Insist your pastor use the pulpit to speak on racism.
Participate in all levels of decision making in the church to help support ethnic ministries, the continuance of the General Commission on Religion and Race, real support of churches in communities of color and leadership of United Methodists of color.
Act in the ways the Book of Resolutions calls us to act. Among them, give attention to the employment, purchasing practices, environmental policies and availability of the institutions and businesses you support. Create spaces for learning and dialogue. Advocate for equal housing, employment, medical care and for environmental justice. Advocate for international and national policies that protect civil, political, economic, social and cultural rights. Reflect on your willingness to welcome persons without regard to race. Educate on racial profiling and establish networks of cooperation with criminal justice and law enforcement agencies. Challenge police engagement in immigration enforcement. Speak out publicly for police accountability regarding racial profiling, misconduct, abuse and killings. Work to end the use of solitary confinement. Provide reentry ministries for people released from prison.

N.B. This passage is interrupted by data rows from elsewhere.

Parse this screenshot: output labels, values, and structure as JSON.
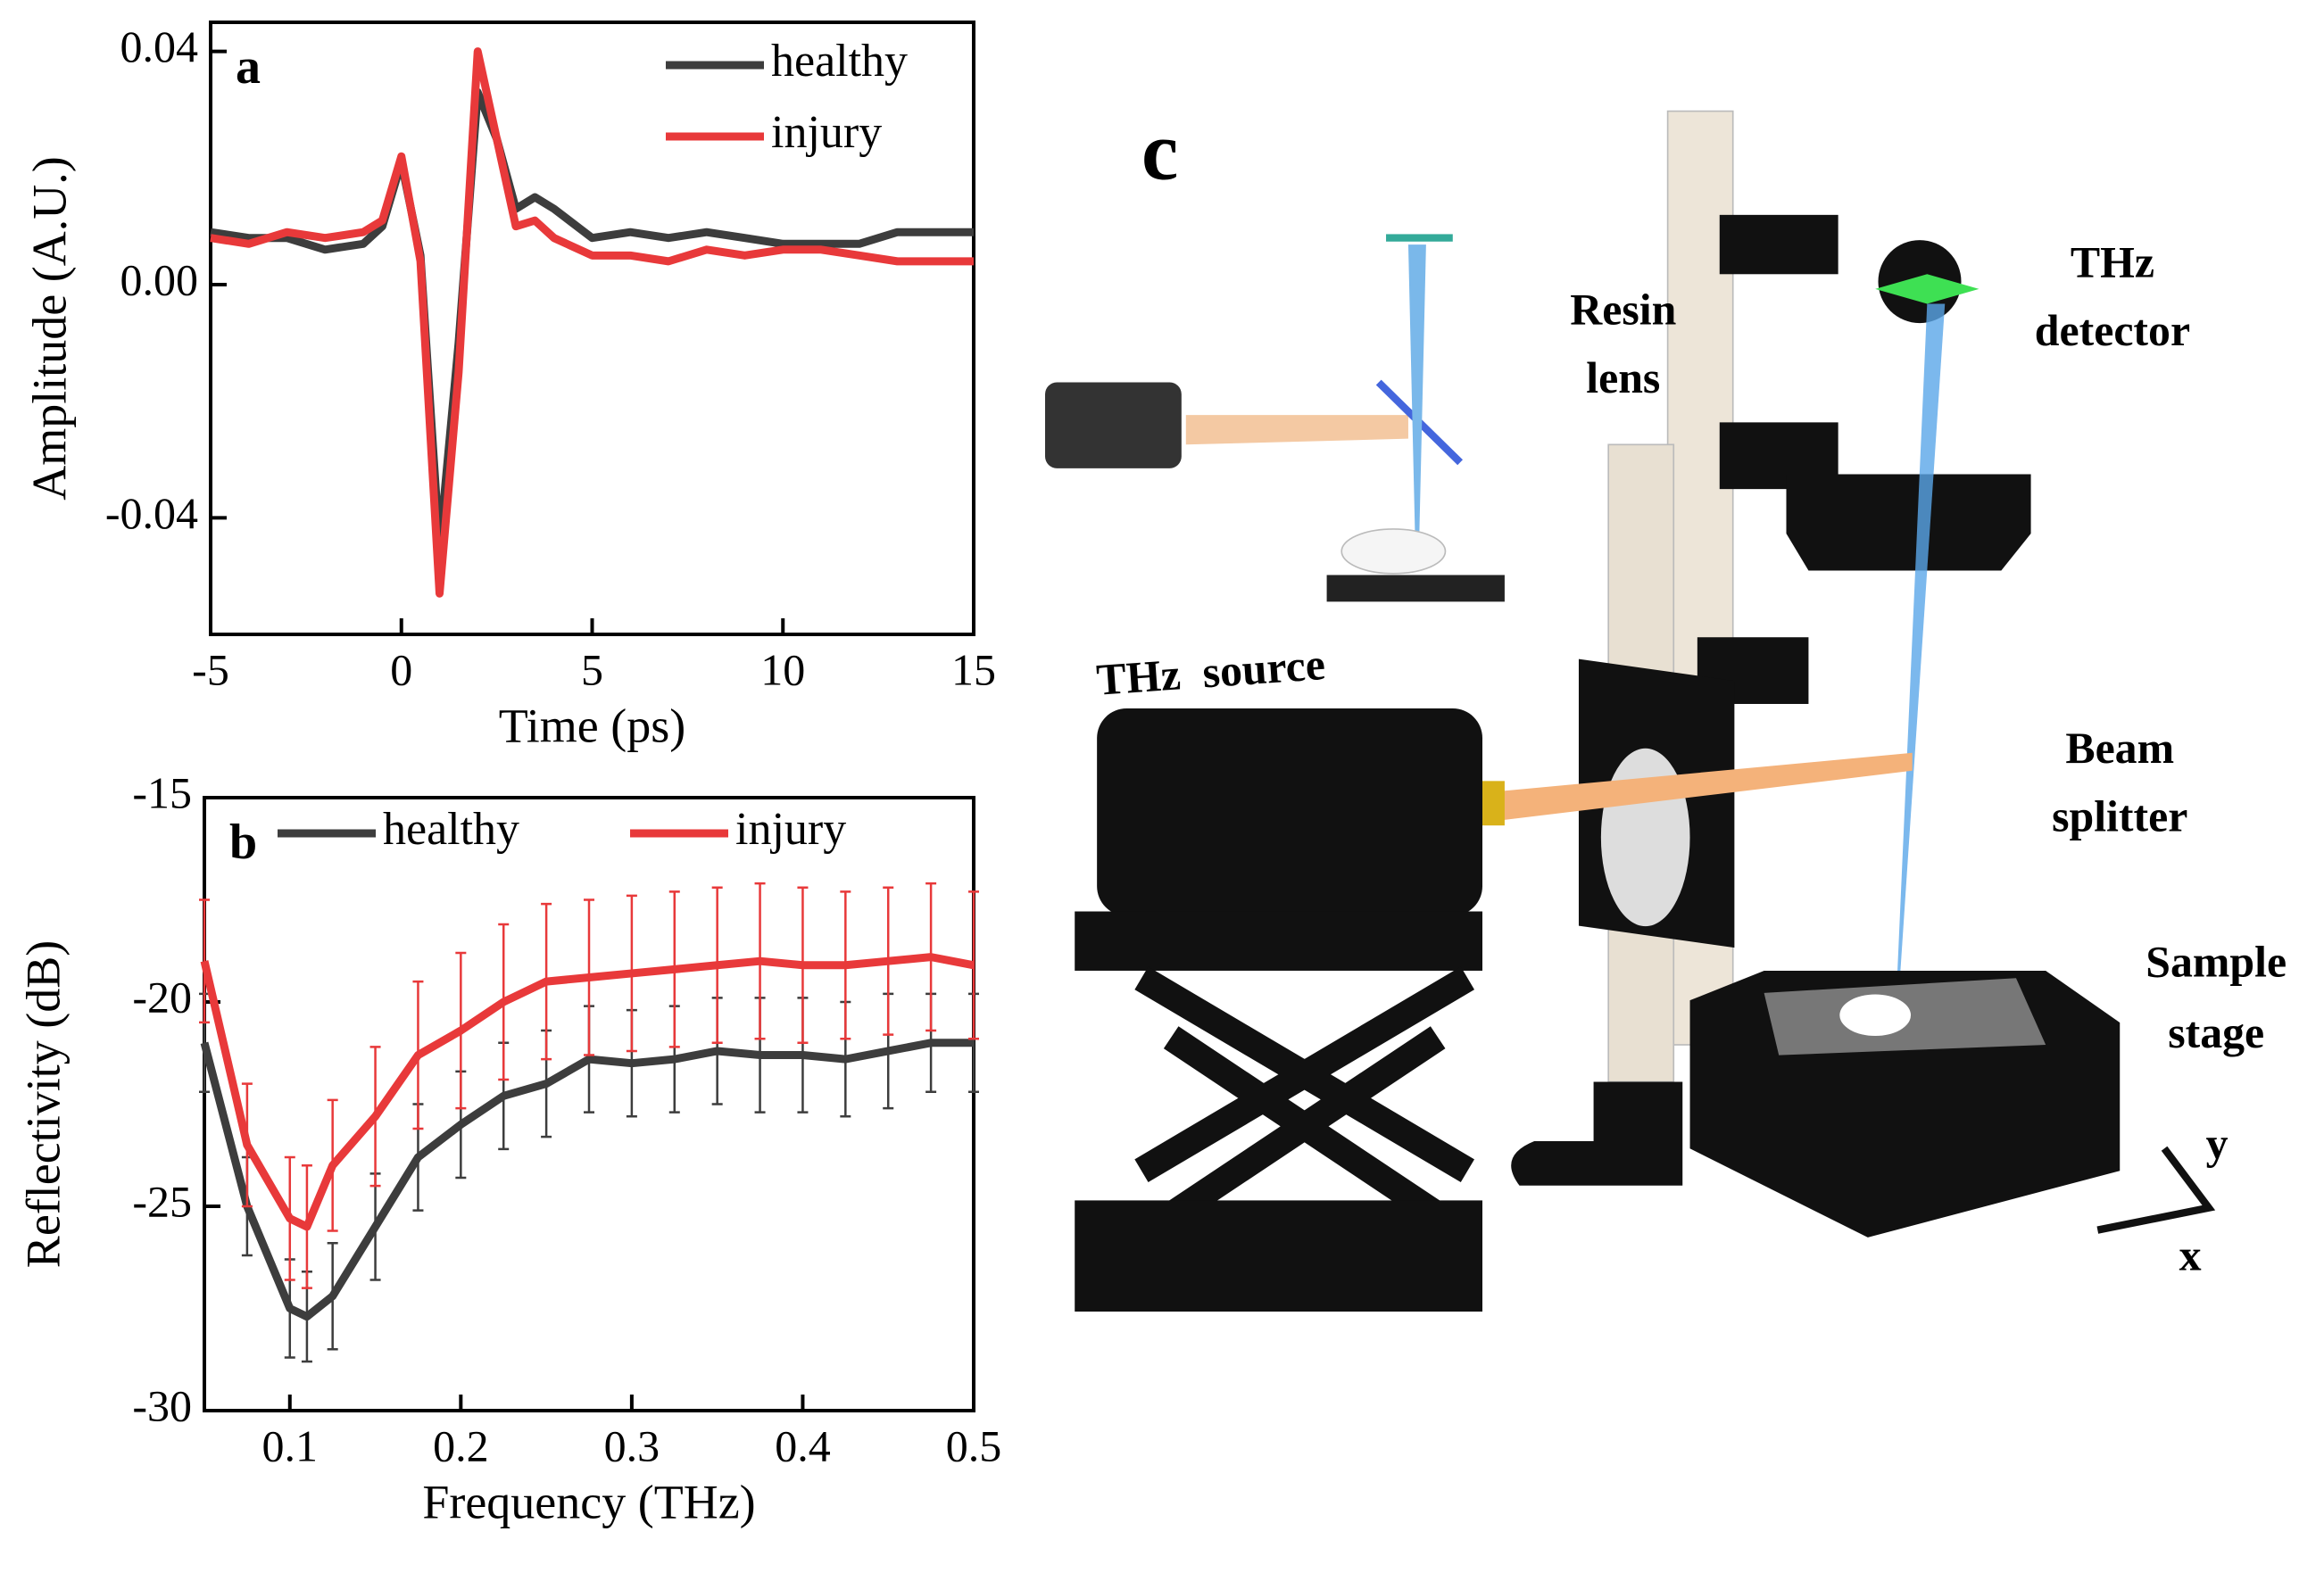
{
  "chart_data": [
    {
      "type": "line",
      "panel_label": "a",
      "xlabel": "Time (ps)",
      "ylabel": "Amplitude (A.U.)",
      "xlim": [
        -5,
        15
      ],
      "ylim": [
        -0.06,
        0.045
      ],
      "xticks": [
        -5,
        0,
        5,
        10,
        15
      ],
      "yticks": [
        0.04,
        {
          "value": 0,
          "label": "0.00"
        },
        -0.04
      ],
      "legend_loc": "upper right",
      "legend_layout": "vertical",
      "x": [
        -5,
        -4,
        -3,
        -2,
        -1,
        -0.5,
        0,
        0.5,
        1,
        1.5,
        2,
        2.5,
        3,
        3.5,
        4,
        5,
        6,
        7,
        8,
        9,
        10,
        11,
        12,
        13,
        14,
        15
      ],
      "series": [
        {
          "name": "healthy",
          "color": "#3d3d3d",
          "values": [
            0.009,
            0.008,
            0.008,
            0.006,
            0.007,
            0.01,
            0.021,
            0.005,
            -0.045,
            -0.01,
            0.033,
            0.025,
            0.013,
            0.015,
            0.013,
            0.008,
            0.009,
            0.008,
            0.009,
            0.008,
            0.007,
            0.007,
            0.007,
            0.009,
            0.009,
            0.009
          ]
        },
        {
          "name": "injury",
          "color": "#e8393a",
          "values": [
            0.008,
            0.007,
            0.009,
            0.008,
            0.009,
            0.011,
            0.022,
            0.004,
            -0.053,
            -0.015,
            0.04,
            0.025,
            0.01,
            0.011,
            0.008,
            0.005,
            0.005,
            0.004,
            0.006,
            0.005,
            0.006,
            0.006,
            0.005,
            0.004,
            0.004,
            0.004
          ]
        }
      ]
    },
    {
      "type": "line",
      "panel_label": "b",
      "xlabel": "Frequency (THz)",
      "ylabel": "Reflectivity (dB)",
      "xlim": [
        0.05,
        0.5
      ],
      "ylim": [
        -30,
        -15
      ],
      "xticks": [
        0.1,
        0.2,
        0.3,
        0.4,
        0.5
      ],
      "yticks": [
        -30,
        -25,
        -20,
        -15
      ],
      "legend_loc": "upper right",
      "legend_layout": "horizontal",
      "x": [
        0.05,
        0.075,
        0.1,
        0.11,
        0.125,
        0.15,
        0.175,
        0.2,
        0.225,
        0.25,
        0.275,
        0.3,
        0.325,
        0.35,
        0.375,
        0.4,
        0.425,
        0.45,
        0.475,
        0.5
      ],
      "series": [
        {
          "name": "healthy",
          "color": "#3d3d3d",
          "values": [
            -21,
            -25,
            -27.5,
            -27.7,
            -27.2,
            -25.5,
            -23.8,
            -23,
            -22.3,
            -22,
            -21.4,
            -21.5,
            -21.4,
            -21.2,
            -21.3,
            -21.3,
            -21.4,
            -21.2,
            -21,
            -21
          ],
          "errors": [
            1.2,
            1.2,
            1.2,
            1.1,
            1.3,
            1.3,
            1.3,
            1.3,
            1.3,
            1.3,
            1.3,
            1.3,
            1.3,
            1.3,
            1.4,
            1.4,
            1.4,
            1.4,
            1.2,
            1.2
          ]
        },
        {
          "name": "injury",
          "color": "#e8393a",
          "values": [
            -19,
            -23.5,
            -25.3,
            -25.5,
            -24,
            -22.8,
            -21.3,
            -20.7,
            -20,
            -19.5,
            -19.4,
            -19.3,
            -19.2,
            -19.1,
            -19,
            -19.1,
            -19.1,
            -19,
            -18.9,
            -19.1
          ],
          "errors": [
            1.5,
            1.5,
            1.5,
            1.5,
            1.6,
            1.7,
            1.8,
            1.9,
            1.9,
            1.9,
            1.9,
            1.9,
            1.9,
            1.9,
            1.9,
            1.9,
            1.8,
            1.8,
            1.8,
            1.8
          ]
        }
      ]
    }
  ],
  "diagram": {
    "panel_label": "c",
    "labels": {
      "detector": [
        "THz",
        "detector"
      ],
      "lens": [
        "Resin",
        "lens"
      ],
      "splitter": [
        "Beam",
        "splitter"
      ],
      "stage": [
        "Sample",
        "stage"
      ],
      "source": "THz  source",
      "axis_y": "y",
      "axis_x": "x"
    }
  }
}
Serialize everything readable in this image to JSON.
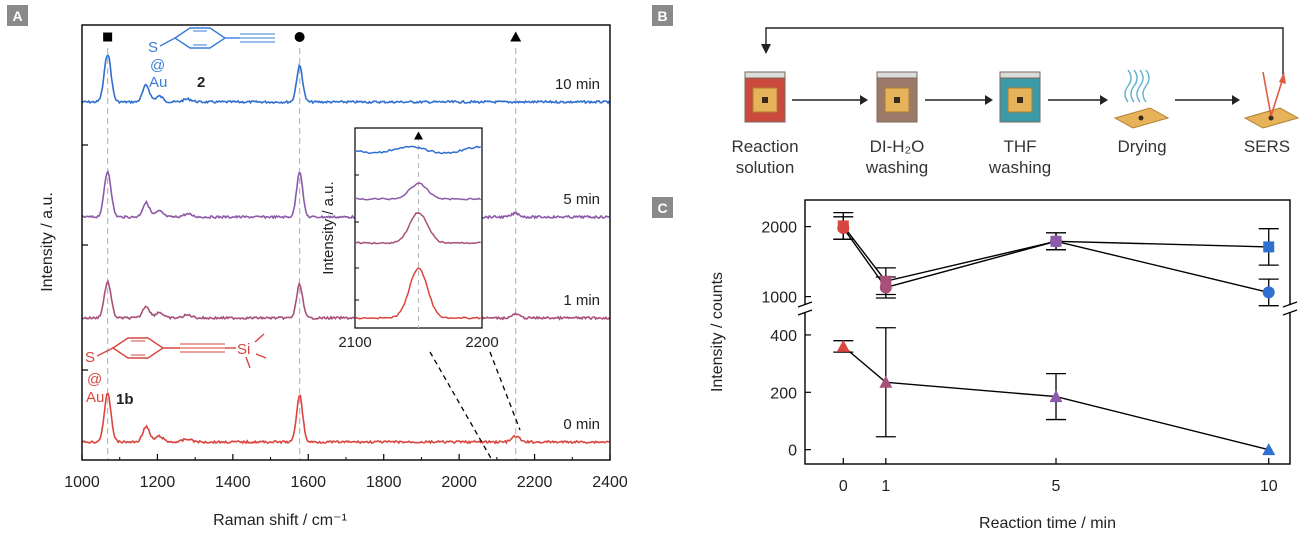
{
  "panels": {
    "A": {
      "label": "A"
    },
    "B": {
      "label": "B"
    },
    "C": {
      "label": "C"
    }
  },
  "colors": {
    "t10": "#2e6fcf",
    "t5": "#8c5aa8",
    "t1": "#a8507a",
    "t0": "#d9453f",
    "panel_label_bg": "#8a8a8a",
    "guide": "#bdbdbd",
    "mol2": "#3a7dd6",
    "mol1b": "#d9453f"
  },
  "chart_data": [
    {
      "type": "line",
      "panel": "A",
      "xlabel": "Raman shift / cm⁻¹",
      "ylabel": "Intensity / a.u.",
      "xlim": [
        1000,
        2400
      ],
      "xticks": [
        1000,
        1200,
        1400,
        1600,
        1800,
        2000,
        2200,
        2400
      ],
      "marker_positions": [
        {
          "symbol": "square",
          "x": 1068
        },
        {
          "symbol": "circle",
          "x": 1577
        },
        {
          "symbol": "triangle",
          "x": 2150
        }
      ],
      "peaks": [
        {
          "x": 1068,
          "width": 9
        },
        {
          "x": 1170,
          "width": 9
        },
        {
          "x": 1577,
          "width": 8
        },
        {
          "x": 2150,
          "width": 10
        }
      ],
      "series": [
        {
          "name": "10 min",
          "color_key": "t10",
          "peak_heights": [
            1.0,
            0.35,
            0.75,
            0.0
          ]
        },
        {
          "name": "5 min",
          "color_key": "t5",
          "peak_heights": [
            0.95,
            0.3,
            0.95,
            0.08
          ]
        },
        {
          "name": "1 min",
          "color_key": "t1",
          "peak_heights": [
            0.75,
            0.25,
            0.7,
            0.08
          ]
        },
        {
          "name": "0 min",
          "color_key": "t0",
          "peak_heights": [
            1.0,
            0.32,
            0.98,
            0.12
          ]
        }
      ],
      "molecules": {
        "top": {
          "atoms": [
            "S",
            "@",
            "Au"
          ],
          "number": "2"
        },
        "bottom": {
          "atoms": [
            "S",
            "@",
            "Au"
          ],
          "si": "Si",
          "number": "1b"
        }
      },
      "inset": {
        "xlim": [
          2100,
          2200
        ],
        "xticks": [
          2100,
          2200
        ],
        "ylabel": "Intensity / a.u.",
        "peak_center": 2150,
        "series_peak_heights": [
          0.0,
          0.45,
          0.8,
          1.0
        ]
      }
    },
    {
      "type": "scatter",
      "panel": "C",
      "xlabel": "Reaction time / min",
      "ylabel": "Intensity / counts",
      "x": [
        0,
        1,
        5,
        10
      ],
      "xticks": [
        0,
        1,
        5,
        10
      ],
      "broken_y_axis": true,
      "upper_ylim": [
        880,
        2380
      ],
      "upper_yticks": [
        1000,
        2000
      ],
      "lower_ylim": [
        -50,
        480
      ],
      "lower_yticks": [
        0,
        200,
        400
      ],
      "series": [
        {
          "marker": "square",
          "colors": [
            "t0",
            "t1",
            "t5",
            "t10"
          ],
          "values": [
            2010,
            1220,
            1790,
            1710
          ],
          "errors": [
            190,
            190,
            120,
            260
          ]
        },
        {
          "marker": "circle",
          "colors": [
            "t0",
            "t1",
            "t5",
            "t10"
          ],
          "values": [
            1980,
            1130,
            1790,
            1060
          ],
          "errors": [
            160,
            150,
            120,
            190
          ]
        },
        {
          "marker": "triangle",
          "colors": [
            "t0",
            "t1",
            "t5",
            "t10"
          ],
          "values": [
            360,
            235,
            185,
            0
          ],
          "errors": [
            20,
            190,
            80,
            0
          ]
        }
      ]
    }
  ],
  "workflow": {
    "steps": [
      {
        "label_lines": [
          "Reaction",
          "solution"
        ],
        "fill": "#c94a3d"
      },
      {
        "label_lines": [
          "DI-H₂O",
          "washing"
        ],
        "fill": "#9c7a6a"
      },
      {
        "label_lines": [
          "THF",
          "washing"
        ],
        "fill": "#3a9aa8"
      },
      {
        "label_lines": [
          "Drying"
        ],
        "fill": "#5fb0c9"
      },
      {
        "label_lines": [
          "SERS"
        ],
        "fill": "#e05a40"
      }
    ]
  }
}
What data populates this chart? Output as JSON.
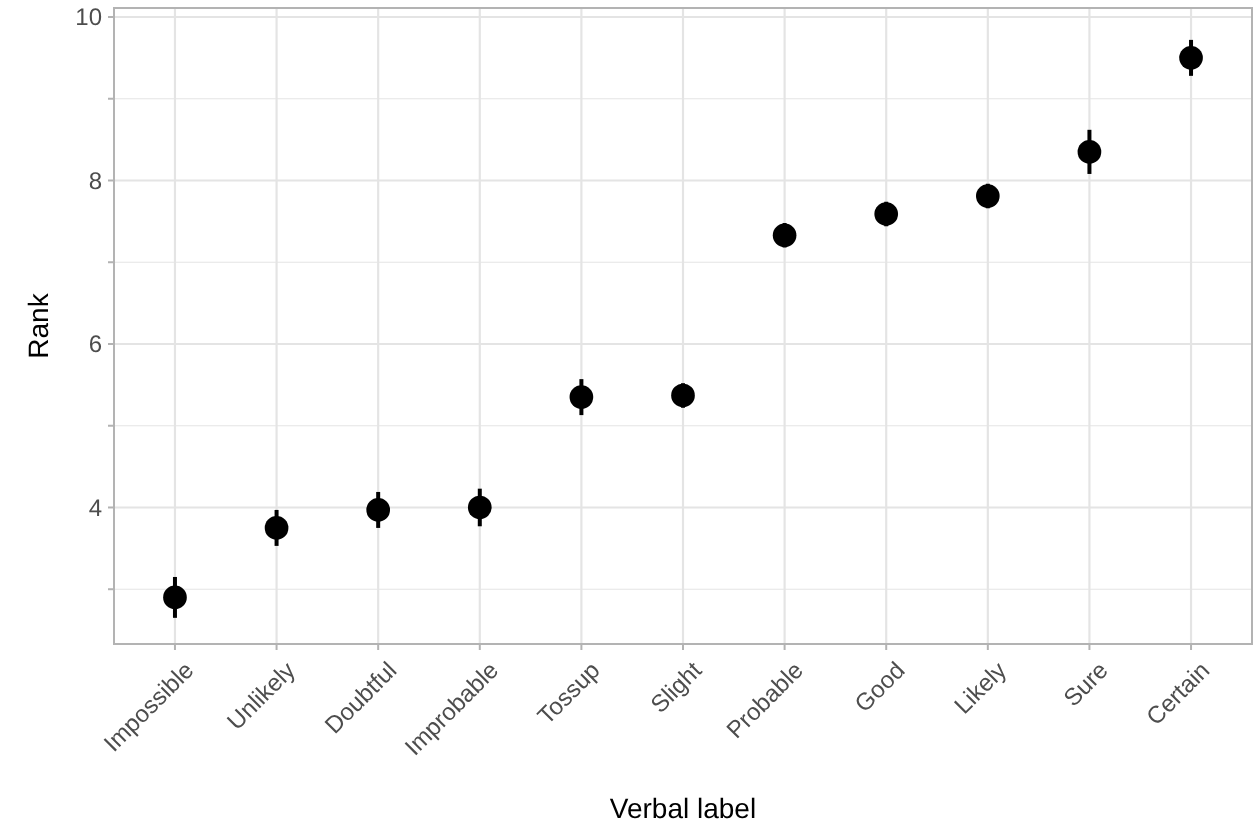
{
  "chart_data": {
    "type": "scatter",
    "xlabel": "Verbal label",
    "ylabel": "Rank",
    "categories": [
      "Impossible",
      "Unlikely",
      "Doubtful",
      "Improbable",
      "Tossup",
      "Slight",
      "Probable",
      "Good",
      "Likely",
      "Sure",
      "Certain"
    ],
    "values": [
      2.9,
      3.75,
      3.97,
      4.0,
      5.35,
      5.37,
      7.33,
      7.59,
      7.81,
      8.35,
      9.5
    ],
    "errors": [
      0.25,
      0.22,
      0.22,
      0.23,
      0.22,
      0.15,
      0.15,
      0.15,
      0.15,
      0.27,
      0.22
    ],
    "color": "#000000",
    "marker": "circle",
    "ylim": [
      2.33,
      10.11
    ],
    "yticks": [
      {
        "value": 3,
        "label": null
      },
      4,
      {
        "value": 5,
        "label": null
      },
      6,
      {
        "value": 7,
        "label": null
      },
      8,
      {
        "value": 9,
        "label": null
      },
      10
    ],
    "grid": true
  }
}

Inform curriculum. Participate in state boards of education to ensure children’s education is not whitewashed.
Patronize Black businesses. Look for groups on Facebook highlighting Black businesses in your community or start your own group. Encourage stories in your local media.
Participate in justice movements led by people of color. If you are white, follow. Do not show up to take over. Do not assume you know best (you do not).
Talk to children about race. Buy them books and movies and toys that celebrate multiculturalism.
Vote for those whose policies will help end white supremacy. Contact your representatives when they don’t. March with those who need you marching. Act when you receive your action alert.
Love is letting the Spirit move you away from comfort and toward joy for all. And the Spirit is moving. Books on antiracism are sold out. Racist monuments are coming down. Police are being held more accountable and being removed from schools. Towns, cities and states are moving toward name changes that will no longer celebrate white supremacy and toward redirecting resources to programs that serve and build rather than divide and harm. May the fruits of the Spirit be more access to leadership, voting, health care, education, employment, healthy environments, wealth, safety, well-being, thriving lives for people of color.
The Spirit is moving, United Methodist Women. Be part of the movement.